Social bookmarking site Delicious launched a limited, invite-only preview of version 2.0 of the service this afternoon. The new site can be accessed at preview.delicious.com, although only invited users can actually get in.
The Delicious service (no longer “del.icio.us” and now residing at delicious.com) boasts 3 million registered users and 100 million unique URLs bookmarked.
If you are invited, all of your existing bookmarks are imported to the preview, although any changes you make will be lost when the new service launches – so it’s just for trying out and giving feedback. Del.icio.us is saying that there is no guarantee that the final product will look exactly like the preview, since they are taking user feedback very seriously.
The preview shows a substantially different interface than the current Del.icio.us site, and a number of new features.
Founder Joshua Schachter says this is a complete code-rewrite of Del.icio.us. More details below.
The interface is broken down into four main categories: Home, Bookmarks, People and Tags. Access to each is via persistent navigation buttons at the top of the site.

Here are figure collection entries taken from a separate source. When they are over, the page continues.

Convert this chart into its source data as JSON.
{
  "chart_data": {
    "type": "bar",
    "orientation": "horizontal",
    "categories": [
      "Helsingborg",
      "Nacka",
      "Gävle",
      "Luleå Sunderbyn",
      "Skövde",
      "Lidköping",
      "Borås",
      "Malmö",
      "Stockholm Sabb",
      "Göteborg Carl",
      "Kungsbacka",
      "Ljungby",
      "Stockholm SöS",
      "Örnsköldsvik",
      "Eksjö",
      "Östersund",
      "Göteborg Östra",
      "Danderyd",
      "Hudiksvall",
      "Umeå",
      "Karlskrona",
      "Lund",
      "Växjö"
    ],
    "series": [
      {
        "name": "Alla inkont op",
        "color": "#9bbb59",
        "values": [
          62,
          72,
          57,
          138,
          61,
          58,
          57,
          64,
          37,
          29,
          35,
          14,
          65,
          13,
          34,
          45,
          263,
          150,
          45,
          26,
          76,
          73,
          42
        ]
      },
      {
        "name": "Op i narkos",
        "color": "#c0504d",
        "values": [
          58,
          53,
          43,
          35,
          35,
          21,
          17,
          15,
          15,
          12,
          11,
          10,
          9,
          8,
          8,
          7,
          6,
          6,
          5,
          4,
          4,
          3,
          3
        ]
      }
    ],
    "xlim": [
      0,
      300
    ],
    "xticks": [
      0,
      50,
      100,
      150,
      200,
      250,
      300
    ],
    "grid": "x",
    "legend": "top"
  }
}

They weren’t kidding about a complete code re-write. And while the point of the new version is to release something far more scalable and agile than the existing product, there are a number of new features. Most of them were highly requested by users. I’m still working through many of them.
There are a number of new sorting options. Instead of sorting bookmarks by how recent or popular they are, you can also sort alphabetically, and reverse sort any of the above. They have also added bulk tag editing (very much needed), and organization and sorting of your network of friends and people you watch.
The preview also includes a new search engine that includes contextual search. You can now search your own bookmarks, all bookmarks or just your network’s bookmarks. If you do not specify what you want, it searches whatever you are currently looking at – your own bookmarks, bookmarks from your network, etc.
As I said, I’m still digesting most of the new features. Schachter says the new code base will allow them to make more frequent updates to the service.
Update: Here are the new features broken down:
The navigation bar is now organized into Bookmarks, People, and Tags. The tags section features a new MyTags page where you can see all of your tags in an expanded cloud. On the bar, you can search bookmarks amongst your own, networks, everyone’s, or the set you’re currently looking at.
The tag bar features tagging auto complete and sorting alphabetically, by date, and popularity.
The bookmark summary can adjust the view detail, so you can either get more or less info with a single click. Also, the popularity of a bookmark can be determined quickly by the width and shade of the blue box around the save count. In addition to a complete history of everyone’s bookmarks for that web page, you can now see who in your network has saved the page.
The side bar lets you easily see a person’s list of top tags. You can also refine your view of bookmarks to specific categories as well. You can also give members in your network nicknames.
The action box provides you with a list of commonly used actions for the current page.